L'ivrogne corrigé (The Drunkard Reformed) is an opera by the composer Christoph Willibald Gluck. It takes the form of an opéra comique in two acts. The French-language libretto is by Louis Anseaume and Lourdet de Sarterre. The opera premiered in April 1760 at the Burgtheater in Vienna.

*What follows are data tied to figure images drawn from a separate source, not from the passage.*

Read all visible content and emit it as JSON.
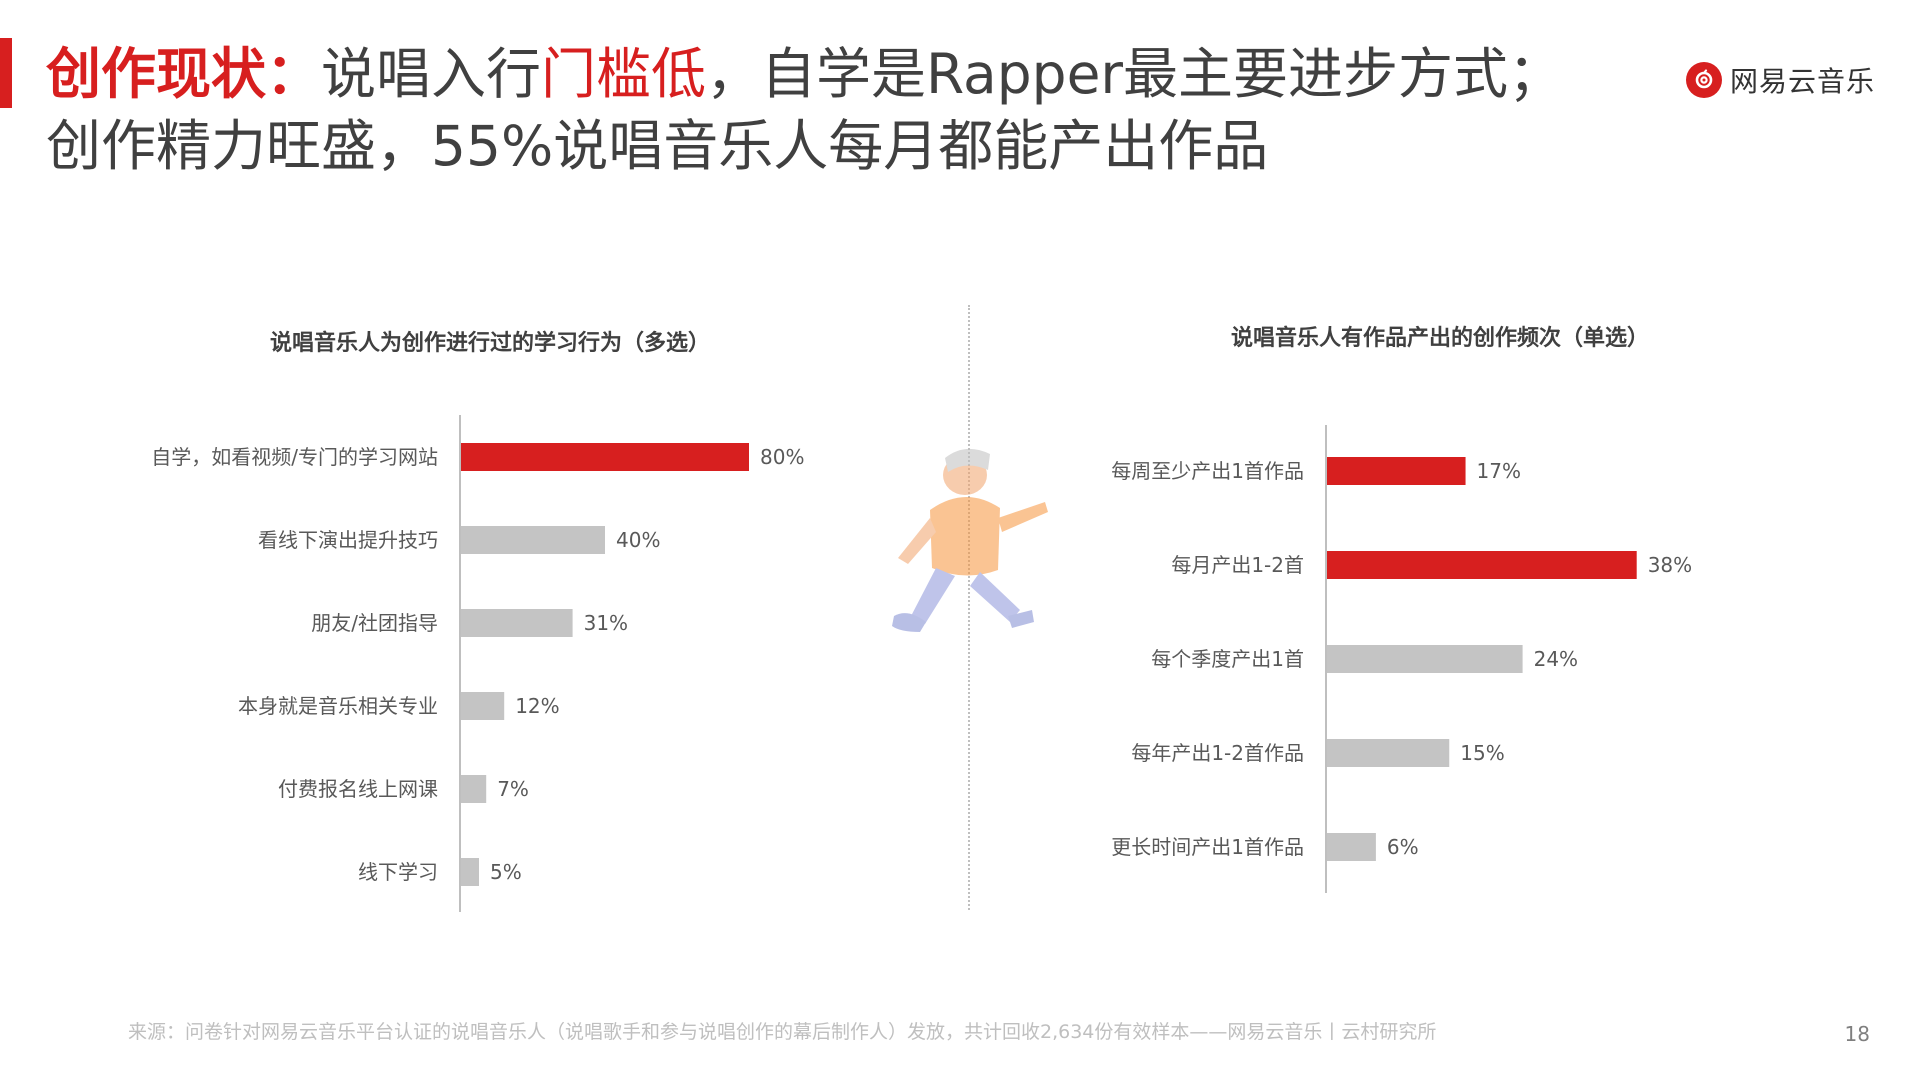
{
  "header": {
    "line1_keyword": "创作现状：",
    "line1_part1": "说唱入行",
    "line1_highlight": "门槛低",
    "line1_part2": "，自学是Rapper最主要进步方式；",
    "line2": "创作精力旺盛，55%说唱音乐人每月都能产出作品"
  },
  "brand": {
    "name": "网易云音乐",
    "logo_icon": "netease-music-logo-icon"
  },
  "colors": {
    "accent": "#D71F1F",
    "bar_gray": "#C4C4C4",
    "axis": "#BFBFBF"
  },
  "chart_data": [
    {
      "type": "bar",
      "orientation": "horizontal",
      "title": "说唱音乐人为创作进行过的学习行为（多选）",
      "categories": [
        "自学，如看视频/专门的学习网站",
        "看线下演出提升技巧",
        "朋友/社团指导",
        "本身就是音乐相关专业",
        "付费报名线上网课",
        "线下学习"
      ],
      "values": [
        80,
        40,
        31,
        12,
        7,
        5
      ],
      "labels": [
        "80%",
        "40%",
        "31%",
        "12%",
        "7%",
        "5%"
      ],
      "highlight": [
        true,
        false,
        false,
        false,
        false,
        false
      ],
      "xlim": [
        0,
        100
      ]
    },
    {
      "type": "bar",
      "orientation": "horizontal",
      "title": "说唱音乐人有作品产出的创作频次（单选）",
      "categories": [
        "每周至少产出1首作品",
        "每月产出1-2首",
        "每个季度产出1首",
        "每年产出1-2首作品",
        "更长时间产出1首作品"
      ],
      "values": [
        17,
        38,
        24,
        15,
        6
      ],
      "labels": [
        "17%",
        "38%",
        "24%",
        "15%",
        "6%"
      ],
      "highlight": [
        true,
        true,
        false,
        false,
        false
      ],
      "xlim": [
        0,
        50
      ]
    }
  ],
  "footer": {
    "source": "来源：问卷针对网易云音乐平台认证的说唱音乐人（说唱歌手和参与说唱创作的幕后制作人）发放，共计回收2,634份有效样本——网易云音乐丨云村研究所",
    "page_number": "18"
  }
}
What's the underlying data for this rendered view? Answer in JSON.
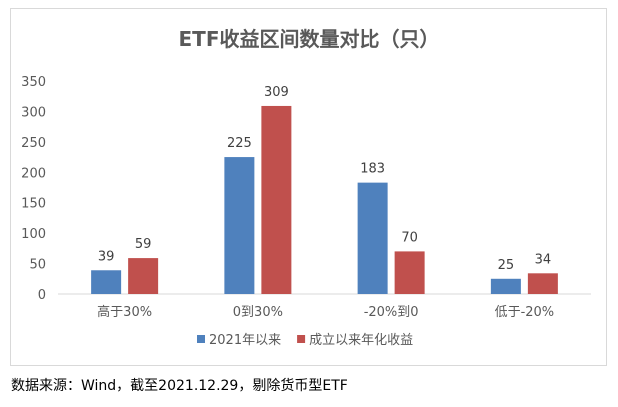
{
  "chart_data": {
    "type": "bar",
    "title": "ETF收益区间数量对比（只）",
    "categories": [
      "高于30%",
      "0到30%",
      "-20%到0",
      "低于-20%"
    ],
    "series": [
      {
        "name": "2021年以来",
        "values": [
          39,
          225,
          183,
          25
        ],
        "color": "#4F81BD"
      },
      {
        "name": "成立以来年化收益",
        "values": [
          59,
          309,
          70,
          34
        ],
        "color": "#C0504D"
      }
    ],
    "ylim": [
      0,
      350
    ],
    "yticks": [
      0,
      50,
      100,
      150,
      200,
      250,
      300,
      350
    ],
    "grid": false,
    "legend": "bottom",
    "xlabel": "",
    "ylabel": ""
  },
  "source_note": "数据来源：Wind，截至2021.12.29，剔除货币型ETF"
}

The work was recorded in Paris in 1950 with Jean-Christophe Benoît (Mathurin), Bernard Demigny (Lucas), Claudine Collart (Colette), Freda Betti (Mathurine) and Jean Hoffmann (Cléon / Pluton), conducted by René Leibowitz.

==Roles==

| Cast | Voice type | Premiere cast |
| Mathurin, a friend of Lucas | taille (baritenor) |  |
| Mathurine, Mathurin's wife | dessus (soprano) |  |
| Colette, Mathurin's niece | dessus (soprano) |  |
| Cléon, Colette's lover | basse-taille (bass-baritone) |  |
| Lucas, a vine grower | basse-taille (bass-baritone) |  |
Chorus: Troupes of peasants and actors, friends of Lucas, disguised as goblins and furies

==Sources==
- Holden, Amanda The Viking Opera Guide (Viking, 1993), page 374. ISBN 978-0-670-81292-9.